Knisley, Lucy. Relish: My Life in the Kitchen.

NY: First Second, 2013.

I’m a big fan of Knisley’s graphic novels, even though they usually contain no fiction whatsoever. She writes from her own experiences, often in a confessional style, and does it very well indeed.

She’s the daughter of a restaurant chef and a gourmet caterer, so she grew up surrounded by serious foodies, learning to eat raw oysters as a toddler and taking delight in fois gras after being harassed by vicious farm geese. She was carrying serving trays and hanging out with big-name New York restaurateurs when she was ten.

Then her parents divorced (though they apparently stayed friends) and her mother moved herself and her daughter to rural upstate New York (though Rhinebeck doesn’t mean “rural” the same way Nebraska or West Texas does), where Lucy became a country girl, rather to her own surprise, picking berries and running a stall in a farmers market. And learning about pre-sweetened junk food from school friends, to her mother’s horror. (She had been taking homemade tomato soup to school for lunch.)

But she’s been around, too.
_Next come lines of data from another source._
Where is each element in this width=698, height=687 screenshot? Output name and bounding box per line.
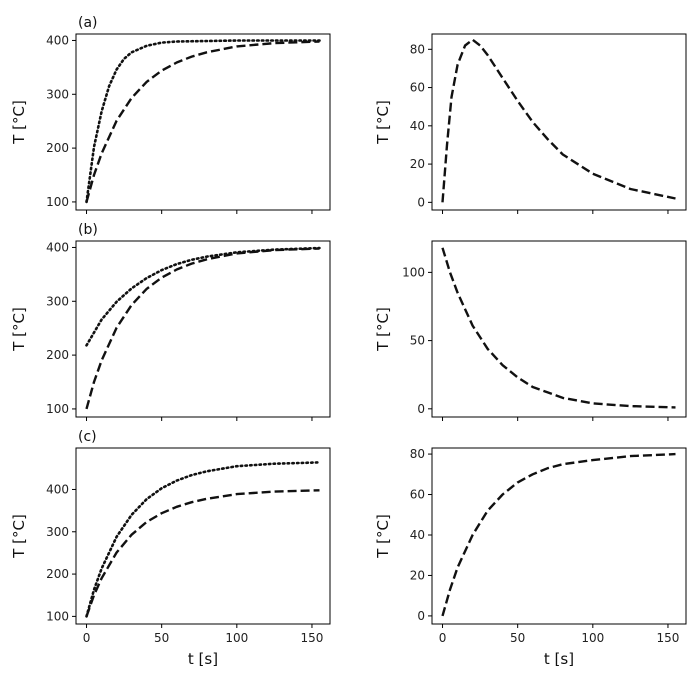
x-tick-label: 50 <box>510 631 525 645</box>
dashed-series-line-2 <box>85 489 320 617</box>
y-tick-label: 400 <box>46 240 69 254</box>
x-tick-label: 100 <box>225 631 248 645</box>
axes-frame <box>75 240 331 418</box>
y-tick-label: 400 <box>46 482 69 496</box>
x-tick-label: 100 <box>581 631 604 645</box>
axes-frame <box>431 447 687 625</box>
axes-frame <box>431 240 687 418</box>
x-axis-label: t [s] <box>544 650 574 668</box>
y-tick-label: 100 <box>46 402 69 416</box>
y-tick-label: 40 <box>410 528 425 542</box>
y-tick-label: 0 <box>417 609 425 623</box>
y-tick-label: 400 <box>46 33 69 47</box>
y-tick-label: 0 <box>417 402 425 416</box>
y-axis-label: T [°C] <box>10 100 28 145</box>
x-axis-label: t [s] <box>188 650 218 668</box>
x-tick-label: 0 <box>439 631 447 645</box>
panel-label: (c) <box>78 429 97 445</box>
y-axis-label: T [°C] <box>374 100 392 145</box>
dashed-series-line-1 <box>441 247 676 409</box>
subplot-5: 0 50 100 150 100 200 300 400 T [°C] t [s] (c) <box>10 429 331 668</box>
y-tick-label: 80 <box>410 447 425 461</box>
y-tick-label: 100 <box>46 195 69 209</box>
y-tick-label: 60 <box>410 81 425 95</box>
subplot-2: 0 20 40 60 80 T [°C] <box>374 33 687 214</box>
y-tick-label: 100 <box>402 265 425 279</box>
panel-label: (a) <box>78 15 98 31</box>
subplot-1: 100 200 300 400 T [°C] (a) <box>10 15 331 214</box>
dotted-series-line-1 <box>85 461 321 618</box>
y-axis-label: T [°C] <box>10 514 28 559</box>
y-tick-label: 0 <box>417 195 425 209</box>
y-tick-label: 20 <box>410 568 425 582</box>
subplot-6: 0 50 100 150 0 20 40 60 80 T [°C] t [s] <box>374 447 687 668</box>
dashed-series-line-2 <box>85 40 320 203</box>
x-tick-label: 0 <box>83 631 91 645</box>
y-tick-label: 200 <box>46 141 69 155</box>
y-tick-label: 20 <box>410 157 425 171</box>
y-axis-label: T [°C] <box>374 307 392 352</box>
x-tick-label: 50 <box>154 631 169 645</box>
axes-frame <box>75 447 331 625</box>
panel-label: (b) <box>78 222 98 238</box>
y-tick-label: 200 <box>46 348 69 362</box>
y-axis-label: T [°C] <box>374 514 392 559</box>
dashed-series-line-1 <box>441 38 676 203</box>
y-tick-label: 80 <box>410 42 425 56</box>
dotted-series-line-1 <box>85 39 321 204</box>
dashed-series-line-1 <box>441 452 676 617</box>
y-tick-label: 50 <box>410 334 425 348</box>
y-tick-label: 60 <box>410 488 425 502</box>
y-tick-label: 40 <box>410 119 425 133</box>
y-axis-label: T [°C] <box>10 307 28 352</box>
subplot-3: 100 200 300 400 T [°C] (b) <box>10 222 331 421</box>
x-tick-label: 150 <box>657 631 680 645</box>
x-tick-label: 150 <box>301 631 324 645</box>
dotted-series-line-1 <box>85 246 321 347</box>
subplot-4: 0 50 100 T [°C] <box>374 240 687 421</box>
y-tick-label: 200 <box>46 567 69 581</box>
axes-frame <box>431 33 687 211</box>
y-tick-label: 100 <box>46 609 69 623</box>
y-tick-label: 300 <box>46 525 69 539</box>
dashed-series-line-2 <box>85 247 320 410</box>
axes-frame <box>75 33 331 211</box>
y-tick-label: 300 <box>46 294 69 308</box>
y-tick-label: 300 <box>46 87 69 101</box>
She and her mother visited old friends who had moved to Tokyo, where she discovered just how truly different Japanese food is from the Euro-American style. When she was in college, she backpacked around Europe with a friend and no money and no real plans — and discovered the world’s best croissants in Venice. And then there was that trip to the interior of Mexico, where she learned to love street food from vendors’ carts. Finally, when she was pursuing an art degree in Chicago, she found a job at a gourmet food shop, and became rather an expert cheesemonger — just as her mother had done thirty years before.

Scattered through the book are quirky recipes — more like mini-adventures, really, all nicely illustrated and with comments based on deep experience. In fact, the graphics throughout the narrative are, as always, exactly suited to the memories Lucy chooses to relate and reconsider. She’s a thoughtful, ruminative person, and it shows in both her text and her art. This book has won all sorts of awards, made the New York Times bestseller list, and received a YA award from the ALA. Yes, you can take that as a recommendation.